Job Description:
We seek a hands-on Infrastructure & Systems Team Leader to ensure robust, stable, and efficient data center operations. This role requires technical expertise and leadership to optimize capacity, manage resources, and maintain high availability.
*This role is fully onsite*
Responsibilities:
- Ensure 24/7 stability of data centers, servers, storage, and network.
- Optimize resources and manage capacity for high-performance AI workloads.
- Operate and maintain GPU-based HPC clusters for AI and deep learning workloads.
- Manage virtualization environments for efficient workload distribution and scaling.
- Implement and enforce security best practices to protect infrastructure and data.
- Implement automation and monitoring to enhance efficiency and reliability.
- Coordinate with vendors and internal teams for seamless operations.
Qualifications:
- 10+ years in IT infrastructure, with hands-on experience in data center operations.

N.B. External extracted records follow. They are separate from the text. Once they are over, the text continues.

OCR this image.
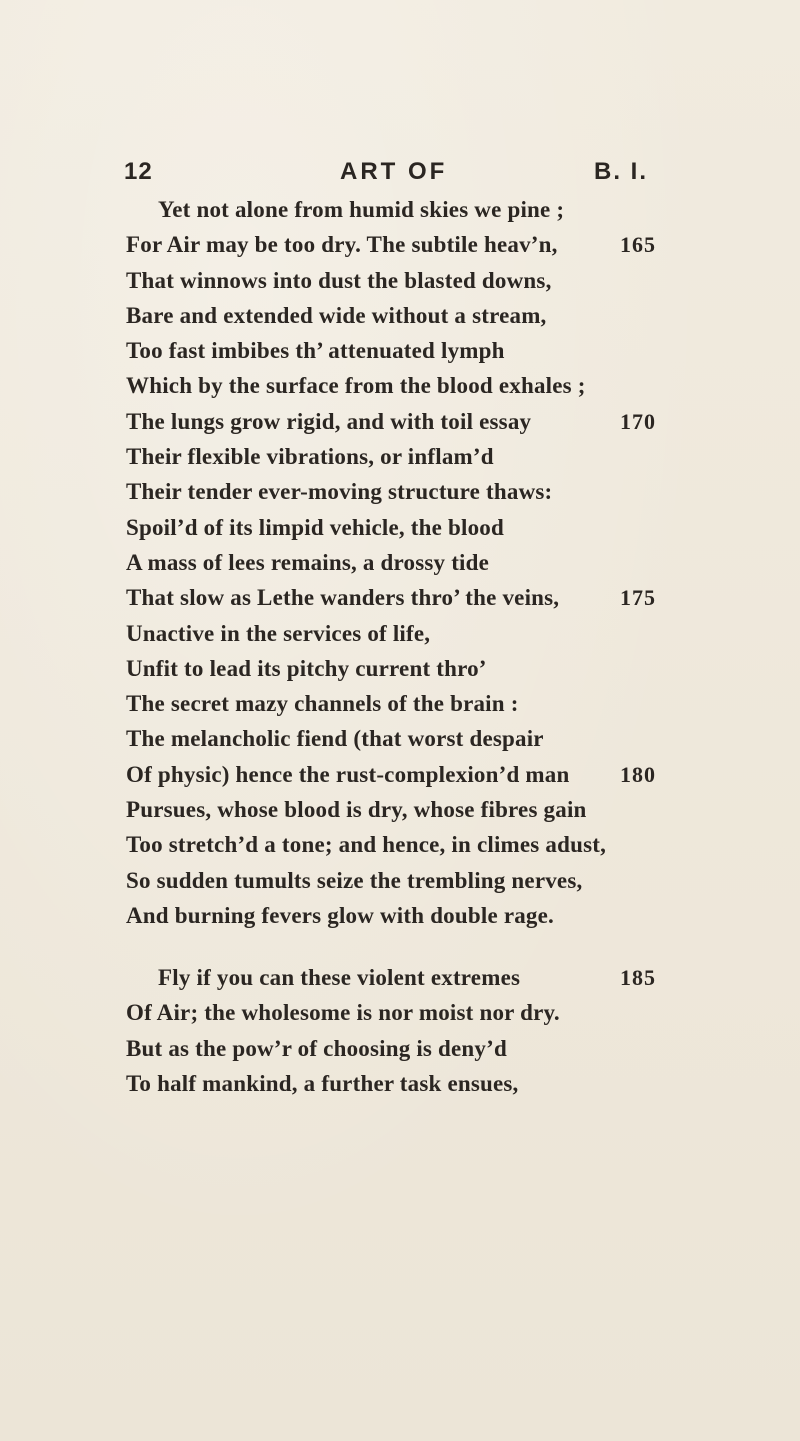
12	ART OF	B. I.
Yet not alone from humid skies we pine ;
For Air may be too dry. The subtile heav’n,	165
That winnows into dust the blasted downs,
Bare and extended wide without a stream,
Too fast imbibes th’ attenuated lymph
Which by the surface from the blood exhales ;
The lungs grow rigid, and with toil essay	170
Their flexible vibrations, or inflam’d
Their tender ever-moving structure thaws:
Spoil’d of its limpid vehicle, the blood
A mass of lees remains, a drossy tide
That slow as Lethe wanders thro’ the veins,	175
Unactive in the services of life,
Unfit to lead its pitchy current thro’
The secret mazy channels of the brain :
The melancholic fiend (that worst despair
Of physic) hence the rust-complexion’d man 180
Pursues, whose blood is dry, whose fibres gain
Too stretch’d a tone; and hence, in climes adust,
So sudden tumults seize the trembling nerves,
And burning fevers glow with double rage.
Fly if you can these violent extremes	185
Of Air; the wholesome is nor moist nor dry.
But as the pow’r of choosing is deny’d
To half mankind, a further task ensues,
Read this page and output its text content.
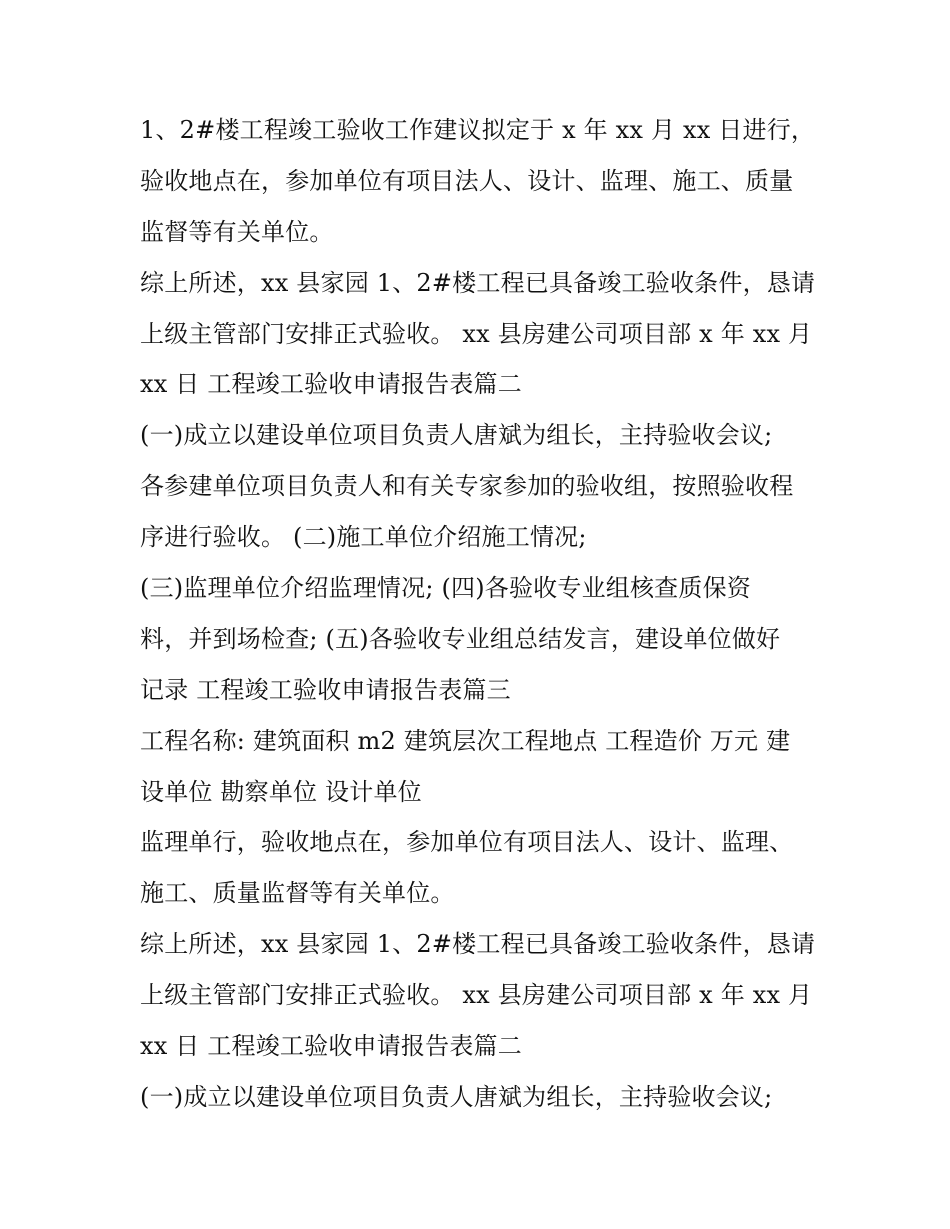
1、2#楼工程竣工验收工作建议拟定于 x 年 xx 月 xx 日进行，
验收地点在，参加单位有项目法人、设计、监理、施工、质量
监督等有关单位。
综上所述，xx 县家园 1、2#楼工程已具备竣工验收条件，恳请
上级主管部门安排正式验收。 xx 县房建公司项目部 x 年 xx 月
xx 日 工程竣工验收申请报告表篇二
(一)成立以建设单位项目负责人唐斌为组长，主持验收会议;
各参建单位项目负责人和有关专家参加的验收组，按照验收程
序进行验收。 (二)施工单位介绍施工情况;
(三)监理单位介绍监理情况; (四)各验收专业组核查质保资
料，并到场检查; (五)各验收专业组总结发言，建设单位做好
记录 工程竣工验收申请报告表篇三
工程名称: 建筑面积 m2 建筑层次工程地点 工程造价 万元 建
设单位 勘察单位 设计单位
监理单行，验收地点在，参加单位有项目法人、设计、监理、
施工、质量监督等有关单位。
综上所述，xx 县家园 1、2#楼工程已具备竣工验收条件，恳请
上级主管部门安排正式验收。 xx 县房建公司项目部 x 年 xx 月
xx 日 工程竣工验收申请报告表篇二
(一)成立以建设单位项目负责人唐斌为组长，主持验收会议;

- Collaborate with U.S. service providers - colocation, networking, cloud, and hardware vendors
- Ensure seamless data centers operations and support
- Strong knowledge of GPUs, high-performance computing (HPC), and high-speed storage.
- Experience with virtualization technologies (VMware, Proxmox, KVM, etc.).
- Expertise in securing infrastructure and enforcing security best practices.
- Experience with capacity planning and performance optimization.